Hacker News new | past | comments | ask | show | jobs | submit login
GQL – Git Query Language (github.com/amrdeveloper)
240 points by amrdeveloper on Dec 2, 2023 | hide | past | favorite | 64 comments



Lovely! I only learnt today that clickhouse has a git-import tool from my colleagues at ClickHouse. So if you also want to give it a go:

Download clickhouse: curl https://clickhouse.com/ | sh

Check out documentation for git-import: ./clickhouse git-import --help

Then the tool can be run directly inside the git repository. It will collect data like commits, file changes and changes of every line in every file for further analysis. It works well even on largest repositories like Linux or Chromium.
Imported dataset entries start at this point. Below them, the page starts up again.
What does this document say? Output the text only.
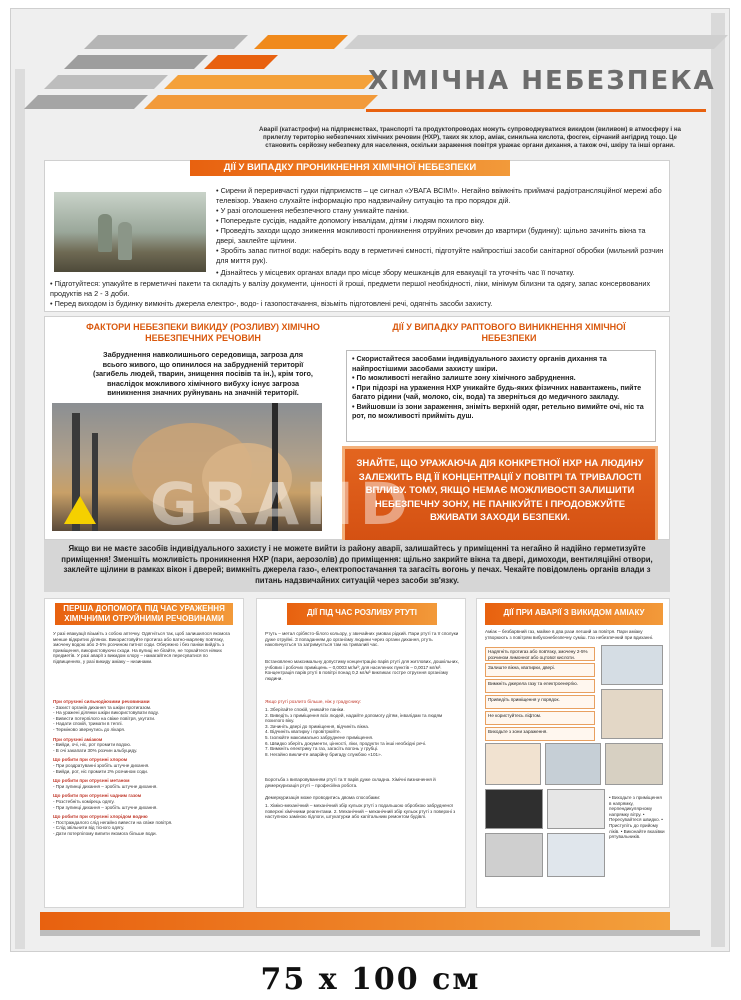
ХІМІЧНА НЕБЕЗПЕКА
Аварії (катастрофи) на підприємствах, транспорті та продуктопроводах можуть супроводжуватися викидом (виливом) в атмосферу і на прилеглу територію небезпечних хімічних речовин (НХР), таких як хлор, аміак, синильна кислота, фосген, сірчаний ангідрид тощо. Це становить серйозну небезпеку для населення, оскільки зараження повітря уражає органи дихання, а також очі, шкіру та інші органи.
ДІЇ У ВИПАДКУ ПРОНИКНЕННЯ ХІМІЧНОЇ НЕБЕЗПЕКИ
• Сирени й переривчасті гудки підприємств – це сигнал «УВАГА ВСІМ!». Негайно ввімкніть приймачі радіотрансляційної мережі або телевізор. Уважно слухайте інформацію про надзвичайну ситуацію та про порядок дій.
• У разі оголошення небезпечного стану уникайте паніки.
• Попередьте сусідів, надайте допомогу інвалідам, дітям і людям похилого віку.
• Проведіть заходи щодо зниження можливості проникнення отруйних речовин до квартири (будинку): щільно зачиніть вікна та двері, заклейте щілини.
• Зробіть запас питної води: наберіть воду в герметичні ємності, підготуйте найпростіші засоби санітарної обробки (мильний розчин для миття рук).
• Дізнайтесь у місцевих органах влади про місце збору мешканців для евакуації та уточніть час її початку.
• Підготуйтеся: упакуйте в герметичні пакети та складіть у валізу документи, цінності й гроші, предмети першої необхідності, ліки, мінімум білизни та одягу, запас консервованих продуктів на 2 - 3 доби.
• Перед виходом із будинку вимкніть джерела електро-, водо- і газопостачання, візьміть підготовлені речі, одягніть засоби захисту.
ФАКТОРИ НЕБЕЗПЕКИ ВИКИДУ (РОЗЛИВУ) ХІМІЧНО НЕБЕЗПЕЧНИХ РЕЧОВИН
Забруднення навколишнього середовища, загроза для всього живого, що опинилося на забрудненій території (загибель людей, тварин, знищення посівів та ін.), крім того, внаслідок можливого хімічного вибуху існує загроза виникнення значних руйнувань на значній території.
ДІЇ У ВИПАДКУ РАПТОВОГО ВИНИКНЕННЯ ХІМІЧНОЇ НЕБЕЗПЕКИ
• Скористайтеся засобами індивідуального захисту органів дихання та найпростішими засобами захисту шкіри.
• По можливості негайно залиште зону хімічного забруднення.
• При підозрі на ураження НХР уникайте будь-яких фізичних навантажень, пийте багато рідини (чай, молоко, сік, вода) та зверніться до медичного закладу.
• Вийшовши із зони зараження, зніміть верхній одяг, ретельно вимийте очі, ніс та рот, по можливості прийміть душ.
ЗНАЙТЕ, ЩО УРАЖАЮЧА ДІЯ КОНКРЕТНОЇ НХР НА ЛЮДИНУ ЗАЛЕЖИТЬ ВІД ЇЇ КОНЦЕНТРАЦІЇ У ПОВІТРІ ТА ТРИВАЛОСТІ ВПЛИВУ. ТОМУ, ЯКЩО НЕМАЄ МОЖЛИВОСТІ ЗАЛИШИТИ НЕБЕЗПЕЧНУ ЗОНУ, НЕ ПАНІКУЙТЕ І ПРОДОВЖУЙТЕ ВЖИВАТИ ЗАХОДИ БЕЗПЕКИ.
Якщо ви не маєте засобів індивідуального захисту і не можете вийти із району аварії, залишайтесь у приміщенні та негайно й надійно герметизуйте приміщення! Зменшіть можливість проникнення НХР (пари, аерозолів) до приміщення: щільно закрийте вікна та двері, димоходи, вентиляційні отвори, заклейте щілини в рамках вікон і дверей; вимкніть джерела газо-, електропостачання та загасіть вогонь у печах. Чекайте повідомлень органів влади з питань надзвичайних ситуацій через засоби зв'язку.
GRAND
ПЕРША ДОПОМОГА ПІД ЧАС УРАЖЕННЯ ХІМІЧНИМИ ОТРУЙНИМИ РЕЧОВИНАМИ
У разі евакуації візьміть з собою аптечку. Одягніться так, щоб залишилося якомога менше відкритих ділянок. Використовуйте протигаз або ватно-марлеву пов'язку, змочену водою або 2-5% розчином питної соди. Обережно і без паніки вийдіть з приміщення, використовуючи сходи. На вулиці не бігайте, не торкайтеся ніяких предметів. У разі аварії з викидом хлору – намагайтеся пересуватися по підвищеннях, у разі викиду аміаку – низинами.
При отруєнні сильнодіючими речовинами
- Захист органів дихання та шкіри протигазом.
- На уражені ділянки шкіри використовувати воду.
- Вивести потерпілого на свіже повітря, укутати.
- Надати спокій, тримати в теплі.
- Терміново звернутись до лікаря.
При отруєнні аміаком
- Вийди, очі, ніс, рот промити водою.
- В очі закапати 30% розчин альбуциду.
Що робити при отруєнні хлором
- При роздратуванні зробіть штучне дихання.
- Вийди, рот, ніс промити 2% розчином соди.
Що робити при отруєнні метаном
- При зупинці дихання – зробіть штучне дихання.
Що робити при отруєнні чадним газом
- Розстебніть комірець одягу.
- При зупинці дихання – зробіть штучне дихання.
Що робити при отруєнні хлорідом водню
- Постраждалого слід негайно вивести на свіже повітря.
- Слід звільнити від тісного одягу.
- Дати потерпілому випити якомога більше води.
ДІЇ ПІД ЧАС РОЗЛИВУ РТУТІ
Ртуть – метал срібясто-білого кольору, у звичайних умовах рідкий. Пари ртуті та її сполуки дуже отруйні. З попаданням до організму людини через органи дихання, ртуть накопичується та затримується там на тривалий час.
Встановлено максимальну допустиму концентрацію парів ртуті для житлових, дошкільних, учбових і робочих приміщень – 0,0003 мг/м³; для населених пунктів – 0,0017 мг/м³. Концентрація парів ртуті в повітрі понад 0,2 мг/м³ викликає гостре отруєння організму людини.
Якщо ртуті розлито більше, ніж у градуснику:
1. Зберігайте спокій, уникайте паніки.
2. Виведіть з приміщення всіх людей, надайте допомогу дітям, інвалідам та людям похилого віку.
3. Зачиніть двері до приміщення, відчиніть вікна.
4. Відчиніть кватирку і провітрюйте.
5. Ізолюйте максимально забруднене приміщення.
6. Швидко зберіть документи, цінності, ліки, продукти та інші необхідні речі.
7. Вимкніть електрику та газ, загасіть вогонь у грубці.
8. Негайно викличте аварійну бригаду службою «101».
Боротьба з випаровуванням ртуті та її парів дуже складна. Хімічні визначення й демеркуризація ртуті – професійна робота.
Демеркуризація може проводитись двома способами:
1. Хіміко-механічний – механічний збір кульок ртуті з подальшою обробкою забрудненої поверхні хімічними реагентами. 2. Механічний – механічний збір кульок ртуті з поверхні з наступною заміною підлоги, штукатурки або капітальним ремонтом будівлі.
ДІЇ ПРИ АВАРІЇ З ВИКИДОМ АМІАКУ
Аміак – безбарвний газ, майже в два рази легший за повітря. Пари аміаку утворюють з повітрям вибухонебезпечну суміш. Газ небезпечний при вдиханні.
Надягніть протигаз або пов'язку, змочену 2-5% розчином лимонної або оцтової кислоти.
Залиште вікна, кватирки, двері.
Вимкніть джерела газу та електроенергію.
Приведіть приміщення у порядок.
Не користуйтесь ліфтом.
Виходьте з зони зараження.
• Виходьте з приміщення в напрямку, перпендикулярному напрямку вітру. • Пересувайтеся швидко. • Приступіть до прийому ліків. • Виконайте вказівки рятувальників.
75 х 100 см
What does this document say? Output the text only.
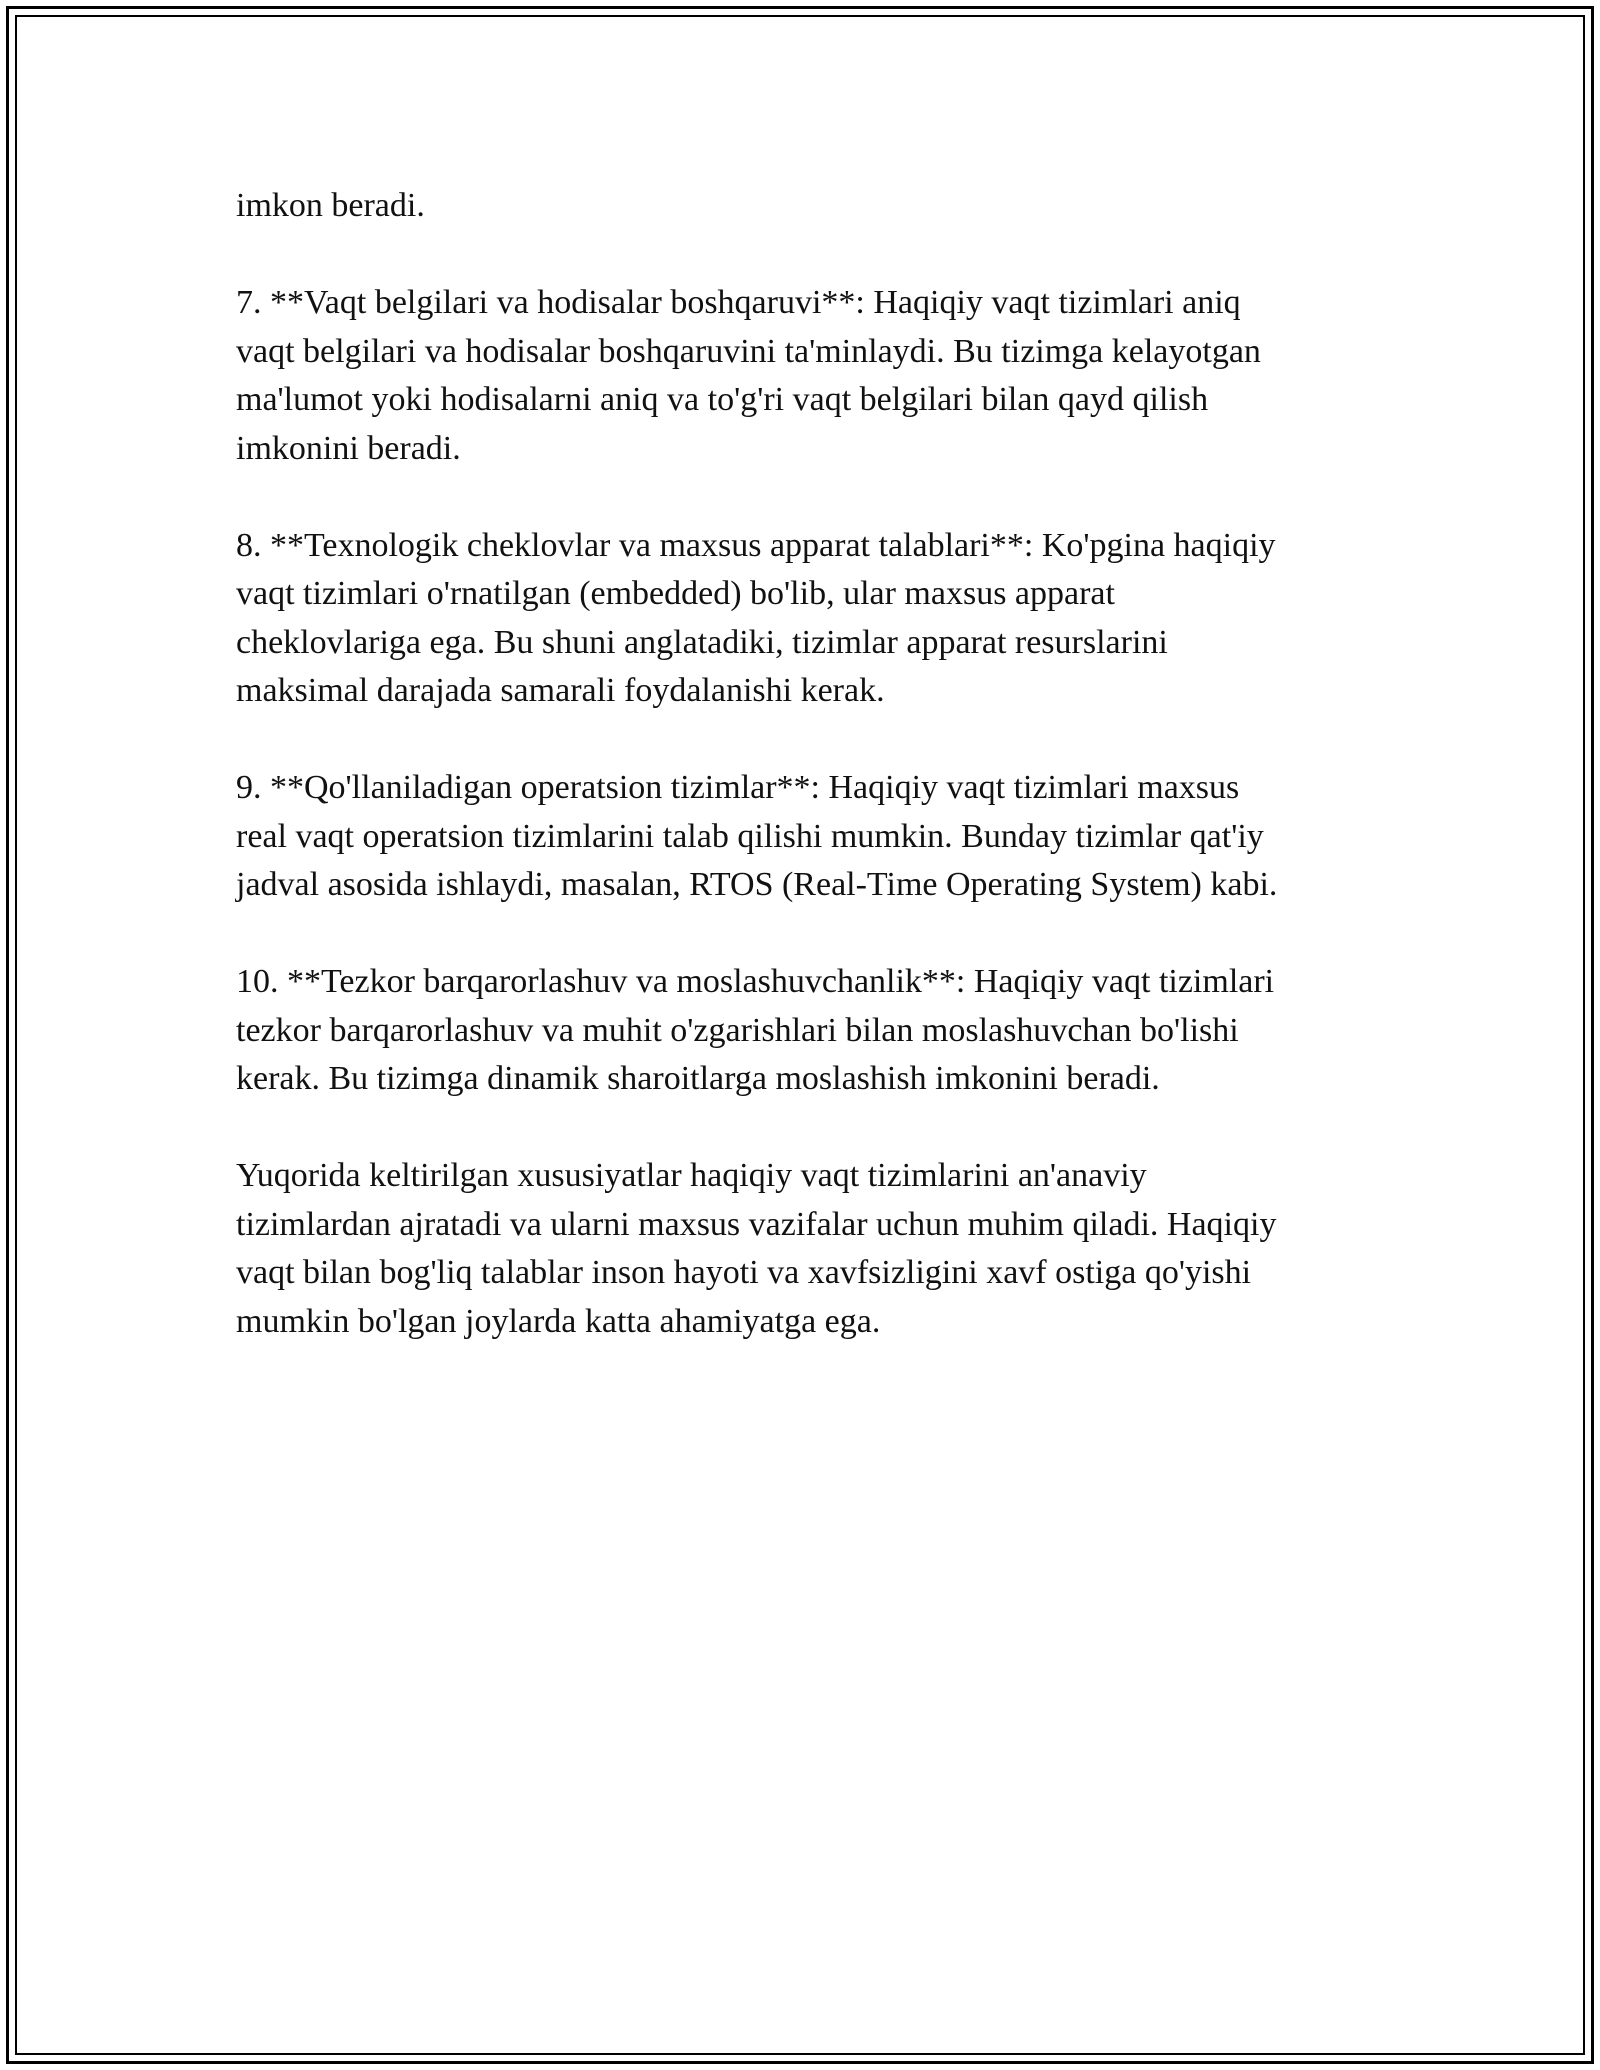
imkon beradi.

7. **Vaqt belgilari va hodisalar boshqaruvi**: Haqiqiy vaqt tizimlari aniq
vaqt belgilari va hodisalar boshqaruvini ta'minlaydi. Bu tizimga kelayotgan
ma'lumot yoki hodisalarni aniq va to'g'ri vaqt belgilari bilan qayd qilish
imkonini beradi.

8. **Texnologik cheklovlar va maxsus apparat talablari**: Ko'pgina haqiqiy
vaqt tizimlari o'rnatilgan (embedded) bo'lib, ular maxsus apparat
cheklovlariga ega. Bu shuni anglatadiki, tizimlar apparat resurslarini
maksimal darajada samarali foydalanishi kerak.

9. **Qo'llaniladigan operatsion tizimlar**: Haqiqiy vaqt tizimlari maxsus
real vaqt operatsion tizimlarini talab qilishi mumkin. Bunday tizimlar qat'iy
jadval asosida ishlaydi, masalan, RTOS (Real-Time Operating System) kabi.

10. **Tezkor barqarorlashuv va moslashuvchanlik**: Haqiqiy vaqt tizimlari
tezkor barqarorlashuv va muhit o'zgarishlari bilan moslashuvchan bo'lishi
kerak. Bu tizimga dinamik sharoitlarga moslashish imkonini beradi.

Yuqorida keltirilgan xususiyatlar haqiqiy vaqt tizimlarini an'anaviy
tizimlardan ajratadi va ularni maxsus vazifalar uchun muhim qiladi. Haqiqiy
vaqt bilan bog'liq talablar inson hayoti va xavfsizligini xavf ostiga qo'yishi
mumkin bo'lgan joylarda katta ahamiyatga ega.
Example of a trivial query:

SELECT author AS k, count() AS c FROM line_changes WHERE file_extension IN ('h', 'cpp') GROUP BY k ORDER BY c DESC LIMIT 20

Example of some non-trivial query - a matrix of authors, how much code of one author is removed by another:

SELECT k, written_code.c, removed_code.c, round(removed_code.c * 100 / written_code.c) AS remove_ratio FROM ( SELECT author AS k, count() AS c FROM line_changes WHERE sign = 1 AND file_extension IN ('h', 'cpp') AND line_type NOT IN ('Punct', 'Empty') GROUP BY k ) AS written_code INNER JOIN ( SELECT prev_author AS k, count() AS c FROM line_changes WHERE sign = -1 AND file_extension IN ('h', 'cpp') AND line_type NOT IN ('Punct', 'Empty') AND author != prev_author GROUP BY k ) AS removed_code USING (k) WHERE written_code.c > 1000 ORDER BY c DESC LIMIT 500


> Download clickhouse: curl https://clickhouse.com/ | sh

Does this check the useragent to change the response? Clicking that link shows their home page.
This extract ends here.